DE4121764A1 - Cable connector for coupling to HV measurement and test appts. - has externally accessible connector for each phase and earthing arrangement effective during insertion - Google Patents

Abstract

The connector couples a cable measurement and test arrangement to cables which are connected to an encapsulated switch gear includes at least one externally accessible connector for each phase with an earth pin and a test pin which contacts a counter body inside the connector when plugged in. The counter body is connected to a counter contact body inside the swithgear. The contact (18) and counter contact (27) bodies are connected to a longitudinally movable carrier part (19) in an elastically deformable insulating body (17). The lengths of the earth (10) and test pins are selected so that the earth pin holds the contact body and test pin in contact with a contact piece (6) in the fully inserted state. USE/ADVANTAGE - For medium or high voltage supply system. Connector does not need to be dimensioned to cope with short circuit current which might flow via earth circuit. Phases are earthed whilst plug is being inserted.

Description

The invention relates to a device for connecting a Cable measuring and testing device with insulated cables one Medium or high voltage power supply network, the an enclosed switchgear is connected, which for each phase has at least one externally accessible socket in which either an earthing plug and a test plug of the cable measuring and testing device can be inserted, which in the inserted state one inside the plug Contact socket arranged contact body that with one also fixed to the socket, inside the switchgear exposed contact body is connected.
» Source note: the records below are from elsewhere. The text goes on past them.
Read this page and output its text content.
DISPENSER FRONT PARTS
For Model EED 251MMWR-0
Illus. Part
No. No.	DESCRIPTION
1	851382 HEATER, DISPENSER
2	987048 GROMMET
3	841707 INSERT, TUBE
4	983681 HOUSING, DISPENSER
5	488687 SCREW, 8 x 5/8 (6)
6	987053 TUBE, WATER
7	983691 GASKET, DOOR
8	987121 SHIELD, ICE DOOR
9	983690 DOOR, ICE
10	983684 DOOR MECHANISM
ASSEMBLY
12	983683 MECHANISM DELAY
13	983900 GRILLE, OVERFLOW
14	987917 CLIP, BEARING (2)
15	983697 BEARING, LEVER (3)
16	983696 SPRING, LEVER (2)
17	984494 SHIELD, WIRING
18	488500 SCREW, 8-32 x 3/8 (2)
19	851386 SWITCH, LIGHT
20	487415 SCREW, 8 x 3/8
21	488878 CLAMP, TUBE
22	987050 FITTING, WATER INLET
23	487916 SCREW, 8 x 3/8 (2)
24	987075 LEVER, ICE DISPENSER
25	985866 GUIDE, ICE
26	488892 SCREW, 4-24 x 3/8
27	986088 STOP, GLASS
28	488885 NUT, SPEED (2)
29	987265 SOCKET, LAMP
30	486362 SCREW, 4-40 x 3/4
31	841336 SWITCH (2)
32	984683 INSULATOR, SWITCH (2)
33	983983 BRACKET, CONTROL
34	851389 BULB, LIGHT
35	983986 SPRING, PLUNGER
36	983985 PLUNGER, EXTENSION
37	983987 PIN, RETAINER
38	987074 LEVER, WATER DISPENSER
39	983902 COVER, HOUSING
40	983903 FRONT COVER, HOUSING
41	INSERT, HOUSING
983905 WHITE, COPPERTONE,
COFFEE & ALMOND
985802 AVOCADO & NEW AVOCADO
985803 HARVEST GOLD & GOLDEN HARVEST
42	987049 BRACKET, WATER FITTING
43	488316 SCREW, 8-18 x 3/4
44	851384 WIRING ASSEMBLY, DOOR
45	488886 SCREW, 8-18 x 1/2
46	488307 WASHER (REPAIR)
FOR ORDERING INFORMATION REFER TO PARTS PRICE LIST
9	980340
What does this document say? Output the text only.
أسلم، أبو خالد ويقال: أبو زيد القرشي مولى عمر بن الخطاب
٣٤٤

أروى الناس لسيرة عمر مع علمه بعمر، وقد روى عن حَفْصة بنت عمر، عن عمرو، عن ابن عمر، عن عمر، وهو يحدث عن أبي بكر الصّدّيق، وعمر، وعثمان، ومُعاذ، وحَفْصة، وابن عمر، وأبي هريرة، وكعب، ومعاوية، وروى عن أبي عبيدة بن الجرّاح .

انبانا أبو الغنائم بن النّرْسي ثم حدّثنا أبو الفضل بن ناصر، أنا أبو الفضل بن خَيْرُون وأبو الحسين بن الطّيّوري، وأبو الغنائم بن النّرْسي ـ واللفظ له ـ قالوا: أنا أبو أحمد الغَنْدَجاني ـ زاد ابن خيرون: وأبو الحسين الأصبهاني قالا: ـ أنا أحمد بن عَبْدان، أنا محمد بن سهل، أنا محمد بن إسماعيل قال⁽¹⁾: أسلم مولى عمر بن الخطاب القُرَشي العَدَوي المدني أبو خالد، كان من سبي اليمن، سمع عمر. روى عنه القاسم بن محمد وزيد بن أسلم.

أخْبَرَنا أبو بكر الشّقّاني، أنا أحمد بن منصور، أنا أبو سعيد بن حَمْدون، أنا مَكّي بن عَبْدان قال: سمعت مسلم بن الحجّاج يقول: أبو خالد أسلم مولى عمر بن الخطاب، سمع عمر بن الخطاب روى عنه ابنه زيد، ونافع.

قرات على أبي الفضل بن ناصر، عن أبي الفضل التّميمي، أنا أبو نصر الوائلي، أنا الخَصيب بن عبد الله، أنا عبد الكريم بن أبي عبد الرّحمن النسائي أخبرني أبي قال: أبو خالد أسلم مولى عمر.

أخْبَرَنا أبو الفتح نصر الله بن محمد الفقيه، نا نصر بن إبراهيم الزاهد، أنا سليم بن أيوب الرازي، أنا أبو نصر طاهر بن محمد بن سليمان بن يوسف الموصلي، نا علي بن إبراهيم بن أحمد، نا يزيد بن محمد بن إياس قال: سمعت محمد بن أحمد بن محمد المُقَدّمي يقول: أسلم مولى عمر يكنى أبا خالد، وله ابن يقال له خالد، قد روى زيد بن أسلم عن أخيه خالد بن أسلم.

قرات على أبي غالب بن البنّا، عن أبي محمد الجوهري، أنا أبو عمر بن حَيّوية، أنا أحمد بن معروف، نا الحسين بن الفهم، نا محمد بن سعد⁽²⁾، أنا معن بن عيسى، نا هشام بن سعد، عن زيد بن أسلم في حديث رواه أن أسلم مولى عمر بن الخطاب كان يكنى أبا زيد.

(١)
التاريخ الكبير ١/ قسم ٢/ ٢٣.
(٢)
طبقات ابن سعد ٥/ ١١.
In a known device of this type, it is inside the switchgear exposed contact body with one Pole of an earthing switch connected, the other pole on  the assigned phase is connected. Therefore not only the connection between the contact body and the grounding switches are dimensioned for the full short-circuit current, but also the socket and the grounding plug. Further It is not sufficient to ground the phase, the earthing switch close. The grounding plug must also be inserted into the plug be inserted. Finally, it is disadvantageous that the assigned phase while inserting the test plug is not grounded.

The latter disadvantage is known in another Device for connecting a cable measuring and testing device with insulated connected to a closed switchgear ten cables (DE 34 36 084 A1) avoided because each plug there socket is assigned a pivotable earthing bracket, by means of of which the counter-contact body also during insertion of the test plug can be kept at earth potential. Also but here it is not enough to ground a phase associated grounding located in the switchgear close switch because with this earthing switch the Earthing bracket is connected in series.

The invention has for its object a device of the type mentioned to improve in that the socket is not for the grounding if necessary Switch flowing short-circuit current to be dimensioned needs and still the phase during the introduction of the test can be grounded in the socket. This task solves a device with the features of claim 1.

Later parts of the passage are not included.